Теперь, оглядываясь на далекое прошлое, я с новой полнотой понимаю, какой характерной была моя мать. Из тех, о которых говорят: огонь погасил — золой играет. Потребность созидания сделала ее такой. Уже позже, когда сложился ее талант и попы ей стали кланяться, любила приговаривать: «Какой рукой подашь — такой и получишь».
…Припоминаю, как она варила мыльный корень: веточками била по воде в корыте, пока не поднимется пена. Тем обстирывала богатых мещан, и все дивились, почему памолочь получается такая мягонькая и белая, и вши с нее соскальзывают, как с шелка… Варила на продажу патоку из яперки[240]. Те деревья густо занимали склон дедовой горы. Мы с ней собирали ягоды еще в росах, пока не повадились дикие птицы и не пустили пастись гусей. Нудная это была работа. Чтобы мне как-то поддать охоты, мамка сыпала присказками: «Яперка белая на траву села. Яперка черная упала с цыганского горна. Яперка розовая — для Мафтейки рождена…» Та была самая вкусная.
Когда я стал вырастать из тех детских сказок, мать брала меня чаром загадок. А знала их множество. Самая длинная была о мудрой девочке-семилетке.
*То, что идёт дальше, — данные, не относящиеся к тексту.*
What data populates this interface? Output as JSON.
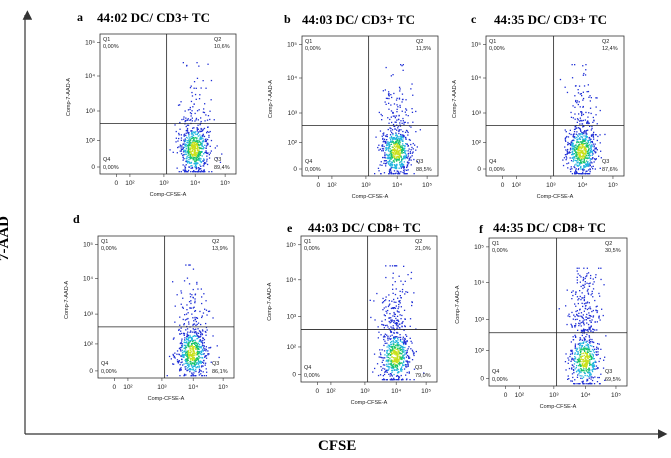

Как раз и мне столько было. «Ой ты, девка-семилетка, загадаю тебе семь загадок. Отгадаешь — моей будешь, не отгадаешь — дурой будешь. А что извивается вокруг деревца? А что растет без корешка? А что цветет без семян? А что бежит без гона? А что греет без уголька? А что живет без жены? А что играет, голос имеет? — Хмель извивается вокруг деревца. Камень растет без корешка. Верба цветет без семян. Вода бежит без гона. Солнце греет без уголька. Монах живет без жены. Скрипка играет, голос имеет». Я слушал — и хмель, камень, верба, вода, солнце оживали, приобретали человеческое обличье. Что-то знают, но молчат — так я думал о них. А монах Аввакум и так был жив. Спал в земляной норе, а днем сидел под яблоней над своими дощечками, и ветер шевелил белые листы в его руках. Я спросил мамку, что это. «Письмо», — произнесла она почему-то шепотом и немного боязливо. Письмо долго оставалось неразгаданной загадкой.
Сама она читать не умела, зато как говорила! Если дед словом резал, как топором, нянько говорил скупо и постно, чтоб только отвязались, то мамка словами будто ткала кружева. Ее разговор зависал в воздухе и долго не развеивался, как золотая пыльца цветка. И не пропадала, а засевалась в какие-то непроглядные глубины, откуда могла неожиданно вынырнуть и засветиться заново. Сама говорила: «Поговорка — цветок, пословица — ягодка». Уже тогда своим тонким скудным умишком я понимал, что речь имеет чары. И ежели ты их чувствуешь, то и сам становишься чуточку чародеем.